Program pengembangan dan pembuatan Kapal Selam oleh PT PAL bekerja sama dengan TNI AL merepresentasikan lebih dari sekadar modernisasi alutsista; ini merupakan titik balik strategis dalam arsitektur pertahanan maritim Indonesia. Dalam konteks geopolitik Indo-Pasifik yang semakin kompetitif, di mana wilayah perairan menjadi medan persaingan kekuatan besar, kemampuan Underwater Warfare yang komprehensif menjadi elemen vital. Inisiatif ini, yang berbasis pada teknologi kelas Chang Bogo, secara langsung berkontribusi pada realisasi konsep sea denial—kemampuan untuk mencegah kekuatan asing memanfaatkan wilayah laut Indonesia secara bebas. Penguatan postur ini sangat relevan untuk mempertahankan kedaulatan dan hak berdaulat di wilayah krusial seperti Laut Natuna dan Selat Malaka, sehingga memperkuat posisi Deterrence nasional.

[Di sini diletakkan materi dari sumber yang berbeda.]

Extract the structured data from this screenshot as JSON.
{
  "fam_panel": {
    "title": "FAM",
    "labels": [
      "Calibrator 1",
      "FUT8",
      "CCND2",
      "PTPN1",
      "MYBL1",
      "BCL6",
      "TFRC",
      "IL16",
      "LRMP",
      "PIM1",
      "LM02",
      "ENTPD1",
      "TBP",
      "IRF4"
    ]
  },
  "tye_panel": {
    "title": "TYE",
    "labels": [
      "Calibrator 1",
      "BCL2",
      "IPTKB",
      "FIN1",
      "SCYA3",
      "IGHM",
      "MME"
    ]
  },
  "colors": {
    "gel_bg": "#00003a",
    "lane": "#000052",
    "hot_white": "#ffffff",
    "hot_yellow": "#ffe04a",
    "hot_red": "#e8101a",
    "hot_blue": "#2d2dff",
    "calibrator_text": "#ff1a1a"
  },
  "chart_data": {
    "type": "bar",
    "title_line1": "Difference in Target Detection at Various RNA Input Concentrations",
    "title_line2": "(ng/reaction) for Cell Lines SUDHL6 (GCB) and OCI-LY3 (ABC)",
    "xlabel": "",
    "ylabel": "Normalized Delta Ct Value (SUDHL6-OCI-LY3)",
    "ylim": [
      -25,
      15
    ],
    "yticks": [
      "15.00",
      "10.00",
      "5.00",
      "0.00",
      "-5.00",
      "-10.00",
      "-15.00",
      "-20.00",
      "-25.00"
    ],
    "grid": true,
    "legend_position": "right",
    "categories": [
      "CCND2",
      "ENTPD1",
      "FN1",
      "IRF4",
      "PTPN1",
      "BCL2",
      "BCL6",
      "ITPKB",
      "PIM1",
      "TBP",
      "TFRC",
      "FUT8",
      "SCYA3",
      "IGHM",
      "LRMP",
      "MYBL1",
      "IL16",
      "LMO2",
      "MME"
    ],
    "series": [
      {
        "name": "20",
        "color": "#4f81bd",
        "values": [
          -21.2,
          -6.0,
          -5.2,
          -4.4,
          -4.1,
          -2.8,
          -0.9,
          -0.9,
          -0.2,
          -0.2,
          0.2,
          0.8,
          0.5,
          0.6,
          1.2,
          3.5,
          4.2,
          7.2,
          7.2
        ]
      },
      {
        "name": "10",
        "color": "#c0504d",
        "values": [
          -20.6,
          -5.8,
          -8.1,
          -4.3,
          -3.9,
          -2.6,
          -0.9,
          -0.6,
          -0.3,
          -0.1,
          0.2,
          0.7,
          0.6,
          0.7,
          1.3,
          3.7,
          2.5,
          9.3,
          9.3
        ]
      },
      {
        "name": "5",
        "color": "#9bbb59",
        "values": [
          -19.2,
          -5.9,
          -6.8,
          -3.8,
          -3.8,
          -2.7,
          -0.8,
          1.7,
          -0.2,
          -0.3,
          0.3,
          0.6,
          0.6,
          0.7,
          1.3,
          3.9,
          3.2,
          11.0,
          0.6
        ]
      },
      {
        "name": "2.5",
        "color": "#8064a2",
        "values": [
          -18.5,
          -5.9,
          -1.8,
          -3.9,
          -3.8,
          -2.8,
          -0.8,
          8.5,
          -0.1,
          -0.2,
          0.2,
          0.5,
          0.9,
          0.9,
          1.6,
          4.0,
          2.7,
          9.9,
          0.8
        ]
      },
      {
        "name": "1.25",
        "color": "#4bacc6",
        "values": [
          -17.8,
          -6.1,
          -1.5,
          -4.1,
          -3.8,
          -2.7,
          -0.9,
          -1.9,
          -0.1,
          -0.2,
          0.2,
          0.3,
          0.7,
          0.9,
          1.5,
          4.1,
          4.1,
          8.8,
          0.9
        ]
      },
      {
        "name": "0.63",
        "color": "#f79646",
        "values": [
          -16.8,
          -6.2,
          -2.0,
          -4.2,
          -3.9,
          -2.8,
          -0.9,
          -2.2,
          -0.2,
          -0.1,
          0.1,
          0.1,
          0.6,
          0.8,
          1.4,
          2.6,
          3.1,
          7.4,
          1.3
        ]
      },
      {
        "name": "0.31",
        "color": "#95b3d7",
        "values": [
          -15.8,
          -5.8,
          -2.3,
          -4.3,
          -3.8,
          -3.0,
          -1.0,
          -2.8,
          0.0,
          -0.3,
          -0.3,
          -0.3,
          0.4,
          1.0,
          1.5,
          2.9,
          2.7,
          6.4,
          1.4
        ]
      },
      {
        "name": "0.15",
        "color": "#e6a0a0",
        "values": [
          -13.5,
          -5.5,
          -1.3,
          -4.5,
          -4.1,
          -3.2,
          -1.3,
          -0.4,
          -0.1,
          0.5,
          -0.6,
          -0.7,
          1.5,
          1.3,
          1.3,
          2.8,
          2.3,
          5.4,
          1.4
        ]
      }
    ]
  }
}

Deterrence Bawah Laut: Menggeser Kalkulasi Strategis Regional
Kehadiran armada kapal selam yang kredibel mengubah secara mendasar kalkulasi keamanan maritim di kawasan. Kapal selam memberikan asimetri strategis berupa kemampuan operasi siluman yang mempersulit deteksi dan penjejakan. Hal ini secara signifikan meningkatkan kompleksitas dan risiko bagi aktor negara mana pun yang berpotensi melancarkan operasi di wilayah yurisdiksi Indonesia. Dengan demikian, kekuatan bawah laut berfungsi sebagai alat pencegah yang efektif, sekaligus mengubah paradigma pertahanan laut dari defensif statis menuju defensif dinamis. Paradigma baru ini memungkinkan TNI AL untuk secara persuasif menguasai ruang bawah laut dan menjadikan laut sebagai strategic depth yang aktif, bukan sekadar garis depan yang pasif.
Tantangan Integrasi: Ekosistem dan Doktrin Operasi
Keberhasilan strategi Underwater Warfare tidak bergantung semata pada jumlah unit Kapal Selam. Faktor penentu kritis terletak pada pembangunan integrated submarine warfare ecosystem yang tangguh. Ekosistem ini mencakup kemampuan deteksi bawah laut (seperti sonar arrays), pesawat patroli maritim, infrastruktur pendukung yang aman (pangkalan dan fasilitas logistik), serta yang paling krusial: sumber daya manusia dengan pelatihan terspesialisasi tinggi. Tanpa ekosistem pendukung yang matang, kapal selam berisiko menjadi aset terisolasi dengan daya gugur dan keberlangsungan operasi (sustainability) yang terbatas. Selain ekosistem teknis, pengembangan ini harus ditopang oleh doktrin operasi TNI AL yang jelas dan terperinci untuk menghindari postur provokatif dan kesalahpahaman yang dapat memicu eskalasi. Aturan pelepasan tembakan (rules of engagement) dan koordinasi dengan aset udara serta permukaan harus dirumuskan dengan transparansi internal yang tinggi.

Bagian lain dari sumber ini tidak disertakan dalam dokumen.